Question

As water flows from a faucet, stream of water becomes narrower as it descends. The guiding principle for this observation is:

• A. Bernoulli's equation in fluid dynamics
• B. Pascal's law
• C. Continuity equation in fluid dynamics
• D. Archimedes's principle

Hint:

The continuity equation \(Av = \text{constant}\) is a very intuitive principle of fluid flow. It simply means that "what goes in must come out." If you squeeze a hose to make the opening smaller (decrease A), the water must speed up (increase v).

Answer 1

The Correct Option is C

Step 1: Examine water's movement. When water falls from a faucet, gravity accelerates it downward, increasing its speed as it descends.
Step 2: Implement the continuity equation for incompressible fluids. This equation represents mass conservation in a fluid.

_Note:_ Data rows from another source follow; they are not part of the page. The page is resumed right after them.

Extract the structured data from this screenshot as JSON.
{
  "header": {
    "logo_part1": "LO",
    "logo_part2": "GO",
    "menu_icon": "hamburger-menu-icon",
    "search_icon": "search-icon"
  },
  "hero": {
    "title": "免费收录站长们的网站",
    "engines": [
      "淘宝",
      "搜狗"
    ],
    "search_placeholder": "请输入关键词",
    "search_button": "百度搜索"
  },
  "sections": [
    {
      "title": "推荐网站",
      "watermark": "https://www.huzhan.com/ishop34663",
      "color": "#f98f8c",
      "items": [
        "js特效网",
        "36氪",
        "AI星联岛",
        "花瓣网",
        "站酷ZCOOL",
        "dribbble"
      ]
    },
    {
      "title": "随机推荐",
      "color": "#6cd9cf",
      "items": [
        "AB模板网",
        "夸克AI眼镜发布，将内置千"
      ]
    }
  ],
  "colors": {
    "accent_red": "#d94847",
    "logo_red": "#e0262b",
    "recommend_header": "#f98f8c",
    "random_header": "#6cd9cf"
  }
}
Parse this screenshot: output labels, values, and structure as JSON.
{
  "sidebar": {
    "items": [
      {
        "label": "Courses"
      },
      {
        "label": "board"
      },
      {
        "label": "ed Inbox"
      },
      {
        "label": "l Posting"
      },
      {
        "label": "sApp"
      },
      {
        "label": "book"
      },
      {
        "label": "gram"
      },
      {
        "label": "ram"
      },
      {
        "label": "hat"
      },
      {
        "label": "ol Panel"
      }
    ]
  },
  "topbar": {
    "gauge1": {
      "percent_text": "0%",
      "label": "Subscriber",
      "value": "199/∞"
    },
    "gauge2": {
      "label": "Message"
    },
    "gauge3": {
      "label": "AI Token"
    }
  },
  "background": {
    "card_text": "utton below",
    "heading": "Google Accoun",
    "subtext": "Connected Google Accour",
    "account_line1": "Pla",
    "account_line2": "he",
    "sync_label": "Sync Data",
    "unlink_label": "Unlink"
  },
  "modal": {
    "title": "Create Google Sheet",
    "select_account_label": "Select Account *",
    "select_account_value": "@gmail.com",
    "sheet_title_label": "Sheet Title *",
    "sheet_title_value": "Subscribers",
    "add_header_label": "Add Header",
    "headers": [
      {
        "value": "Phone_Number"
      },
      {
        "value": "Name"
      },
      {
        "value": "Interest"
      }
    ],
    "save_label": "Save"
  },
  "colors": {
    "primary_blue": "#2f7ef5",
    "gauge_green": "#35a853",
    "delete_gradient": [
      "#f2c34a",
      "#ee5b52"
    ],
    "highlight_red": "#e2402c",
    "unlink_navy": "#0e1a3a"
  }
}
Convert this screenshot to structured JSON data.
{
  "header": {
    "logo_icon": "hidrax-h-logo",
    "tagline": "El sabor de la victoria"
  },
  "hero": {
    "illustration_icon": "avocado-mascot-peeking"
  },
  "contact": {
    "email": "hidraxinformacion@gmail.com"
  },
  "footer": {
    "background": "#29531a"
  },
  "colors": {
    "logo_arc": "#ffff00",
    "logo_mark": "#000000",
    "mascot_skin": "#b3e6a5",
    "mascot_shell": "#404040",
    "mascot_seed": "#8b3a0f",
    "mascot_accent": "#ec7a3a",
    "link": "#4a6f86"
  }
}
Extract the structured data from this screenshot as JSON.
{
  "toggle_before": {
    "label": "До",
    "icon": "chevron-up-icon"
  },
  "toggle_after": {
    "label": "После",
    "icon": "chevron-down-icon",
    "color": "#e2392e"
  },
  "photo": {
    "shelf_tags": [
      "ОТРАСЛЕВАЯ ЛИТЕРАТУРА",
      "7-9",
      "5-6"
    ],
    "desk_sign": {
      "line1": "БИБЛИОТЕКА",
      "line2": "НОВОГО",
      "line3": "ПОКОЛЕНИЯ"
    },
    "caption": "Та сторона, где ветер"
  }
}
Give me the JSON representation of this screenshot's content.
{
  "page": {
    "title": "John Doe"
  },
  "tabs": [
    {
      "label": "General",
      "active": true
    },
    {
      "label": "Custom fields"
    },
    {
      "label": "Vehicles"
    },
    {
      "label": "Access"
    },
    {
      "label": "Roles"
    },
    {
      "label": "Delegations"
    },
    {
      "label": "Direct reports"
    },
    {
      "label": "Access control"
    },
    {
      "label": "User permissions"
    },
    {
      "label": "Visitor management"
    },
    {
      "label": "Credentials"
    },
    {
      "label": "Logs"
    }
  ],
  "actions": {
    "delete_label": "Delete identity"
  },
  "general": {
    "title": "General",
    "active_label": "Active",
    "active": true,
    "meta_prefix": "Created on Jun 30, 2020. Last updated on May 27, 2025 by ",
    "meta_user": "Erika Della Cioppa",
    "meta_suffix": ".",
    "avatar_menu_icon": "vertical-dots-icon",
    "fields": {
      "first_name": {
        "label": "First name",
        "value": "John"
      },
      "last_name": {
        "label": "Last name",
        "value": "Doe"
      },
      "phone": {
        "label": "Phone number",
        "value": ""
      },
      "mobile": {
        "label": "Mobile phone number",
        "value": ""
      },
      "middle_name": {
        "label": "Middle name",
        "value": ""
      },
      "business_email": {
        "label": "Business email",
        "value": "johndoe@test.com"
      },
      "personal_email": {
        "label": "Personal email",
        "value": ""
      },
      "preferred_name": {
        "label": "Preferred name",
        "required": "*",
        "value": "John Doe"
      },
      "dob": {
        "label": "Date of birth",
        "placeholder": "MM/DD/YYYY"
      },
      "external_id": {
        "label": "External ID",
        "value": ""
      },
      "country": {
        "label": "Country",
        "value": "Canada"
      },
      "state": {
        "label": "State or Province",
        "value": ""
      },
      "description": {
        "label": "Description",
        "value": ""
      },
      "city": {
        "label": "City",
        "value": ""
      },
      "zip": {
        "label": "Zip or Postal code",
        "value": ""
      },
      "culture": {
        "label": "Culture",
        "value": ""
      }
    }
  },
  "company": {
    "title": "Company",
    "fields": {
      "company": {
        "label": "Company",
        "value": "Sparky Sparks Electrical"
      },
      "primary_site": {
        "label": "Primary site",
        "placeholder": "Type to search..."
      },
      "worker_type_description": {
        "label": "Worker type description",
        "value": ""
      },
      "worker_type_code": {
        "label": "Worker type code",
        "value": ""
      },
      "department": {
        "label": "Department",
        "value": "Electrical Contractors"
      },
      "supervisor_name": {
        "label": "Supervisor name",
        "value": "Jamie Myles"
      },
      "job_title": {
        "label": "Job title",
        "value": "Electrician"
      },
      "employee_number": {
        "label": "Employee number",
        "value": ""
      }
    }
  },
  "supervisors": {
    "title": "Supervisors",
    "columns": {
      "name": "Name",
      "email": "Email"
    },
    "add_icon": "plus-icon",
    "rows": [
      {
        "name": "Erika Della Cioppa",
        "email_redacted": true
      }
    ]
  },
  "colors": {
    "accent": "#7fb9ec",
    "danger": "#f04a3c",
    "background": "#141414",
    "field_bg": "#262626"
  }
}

For steady flow of an incompressible fluid like water, it is expressed as: \[ A_1 v_1 = A_2 v_2 = \text{Constant} \] Here, \(A\) denotes the stream's cross-sectional area, and \(v\) represents the fluid velocity.
Step 3: Connect velocity changes to area changes. Consider point 1 at the faucet and point 2 at a lower position. Due to gravity, \(v_2>v_1\). For the product \(Av\) to remain constant, an increase in velocity \(v\) necessitates a decrease in cross-sectional area \(A\). A reduced cross-sectional area results in a narrower stream, thus directly explaining the observed phenomenon. While Bernoulli's equation relates pressure, velocity, and height, the continuity equation is the fundamental principle explaining the change in shape.